36|181001|広島

 彼の夢を見た。二人で談笑している。独立後の彼は順調そうで、身体中にエネルギーがみなぎり溌溂とした様子である。インターン生含めて15名ものメンバーと多種多様なプロジェクトを推進しているという。ぼくは彼の活躍を好ましく思っており、やっぱりすごいヤツだなと感心している。当時の思い出を振り返りながら、こうして再び気持ちよく会話を交わせることを嬉しく思っている。場面転換。ぼくを見守ってくれていた先輩2人が登場。彼らは何かを隠しているようだ。誰かに見つからないように気にしながら人混みのなかに紛れていく。そして2人はぼくの視界から消えてゆく。

 

 すっと目を開く。時計を見ると647分。夜更かしした割に案外早い。胸につかえていたものがとれたような気がする。つかえがとれて初めて、それがつかえていたと気づくものなのかもしれない。すっきりしている。ぼくのなかにあったわだかまりの大半は解消したような気さえする。きっと今日も彼は、誠実にひたむきに仕事や家族に向きあっているのだろう。

 

 台風は過ぎ去ったようだ。部屋の窓から青く広がる空が見える。すがすがしい朝。

 

 午後から平和記念公園に散歩に出かける。平和の灯と原爆ドームに向かって合掌。母の兄は原爆が投下された日に亡くなった。母方の祖父母や親族そして母も被爆者の一人であり、すでに祖父母は公園の慰霊碑に名前が刻まれている。

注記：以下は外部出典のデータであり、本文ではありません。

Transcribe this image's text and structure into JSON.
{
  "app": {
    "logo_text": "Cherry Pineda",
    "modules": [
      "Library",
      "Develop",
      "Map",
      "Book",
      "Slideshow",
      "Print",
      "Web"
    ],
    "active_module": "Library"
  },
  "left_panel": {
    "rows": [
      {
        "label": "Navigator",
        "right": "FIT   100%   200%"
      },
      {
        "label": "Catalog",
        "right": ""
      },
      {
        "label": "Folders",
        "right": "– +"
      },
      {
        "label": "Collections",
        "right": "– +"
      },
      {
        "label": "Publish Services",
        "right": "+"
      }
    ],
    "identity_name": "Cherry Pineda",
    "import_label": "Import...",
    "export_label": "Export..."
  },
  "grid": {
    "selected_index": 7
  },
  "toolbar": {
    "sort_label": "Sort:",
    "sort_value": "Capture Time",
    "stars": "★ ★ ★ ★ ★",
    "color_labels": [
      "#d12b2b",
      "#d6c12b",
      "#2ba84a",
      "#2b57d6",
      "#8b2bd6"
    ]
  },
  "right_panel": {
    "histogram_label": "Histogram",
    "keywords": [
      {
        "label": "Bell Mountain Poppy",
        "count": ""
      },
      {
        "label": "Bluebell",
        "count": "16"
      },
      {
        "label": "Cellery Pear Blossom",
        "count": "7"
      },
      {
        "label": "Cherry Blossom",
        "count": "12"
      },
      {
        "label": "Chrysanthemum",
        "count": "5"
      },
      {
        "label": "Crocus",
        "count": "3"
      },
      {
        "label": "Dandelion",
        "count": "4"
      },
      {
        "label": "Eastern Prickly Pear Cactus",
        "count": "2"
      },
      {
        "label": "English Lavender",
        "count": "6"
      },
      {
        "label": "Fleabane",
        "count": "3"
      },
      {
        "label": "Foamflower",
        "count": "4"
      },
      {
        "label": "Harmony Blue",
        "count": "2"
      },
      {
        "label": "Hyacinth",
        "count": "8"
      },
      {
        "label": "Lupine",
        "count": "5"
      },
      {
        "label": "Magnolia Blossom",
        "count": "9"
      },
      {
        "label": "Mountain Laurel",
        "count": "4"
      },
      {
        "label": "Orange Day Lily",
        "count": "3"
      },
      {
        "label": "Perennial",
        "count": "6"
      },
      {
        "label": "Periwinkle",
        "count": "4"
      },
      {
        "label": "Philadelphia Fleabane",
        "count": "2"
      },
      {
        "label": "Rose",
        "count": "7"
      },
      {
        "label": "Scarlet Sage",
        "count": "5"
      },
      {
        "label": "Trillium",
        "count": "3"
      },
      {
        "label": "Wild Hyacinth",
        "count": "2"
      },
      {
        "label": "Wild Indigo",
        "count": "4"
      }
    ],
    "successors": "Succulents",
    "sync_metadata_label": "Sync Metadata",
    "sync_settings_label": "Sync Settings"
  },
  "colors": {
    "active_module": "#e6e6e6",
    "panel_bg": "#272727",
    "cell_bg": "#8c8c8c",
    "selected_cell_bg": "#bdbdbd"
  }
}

 母方の家系はそれほど身体が丈夫ではないようで、被爆が身体に与えた影響は何かしらあるのかもしれない。息子であるぼくが病気を発症したとき、母は自身の被爆が遠因ではないかと自らを責めていたと聞く。原爆の被害者である母が自らを責めなければならない公正な理由をぼくには見つけることができない。もちろんぼくの心中にも彼女を責める理由など見当たらない。

 なんでも先回りして痒いところに手を差し伸べてくる母に鬱陶しさを感じることはある。しかしそれとは次元が違う。母には感謝している(もちろん)。ぼくは彼女のように勤勉に働き、他人に愛情深く関わることはできそうにない。彼女へのぼくの責務は自分が幸せに生ききること。そしてそのことで彼女の自責の念が少しでも緩まればと思っている。

 

 叔母夫婦の家で夕食を呼ばれた帰路、従姉のKがぽつっと言った。平和を引き継がないかんよね、と。ぼくはその言葉の先に会話を継がなかったし、彼女の真意はわからない。しかしその言葉に誘われてか、被爆地である広島を舞台にした漫画「はだしのゲン」を何度も何度も読み返していた幼少時代をふと思い出す。あの頃あれほどまでにのめり込んだ理由を探ってみたら、何か大切なものを発見できるのかもしれない。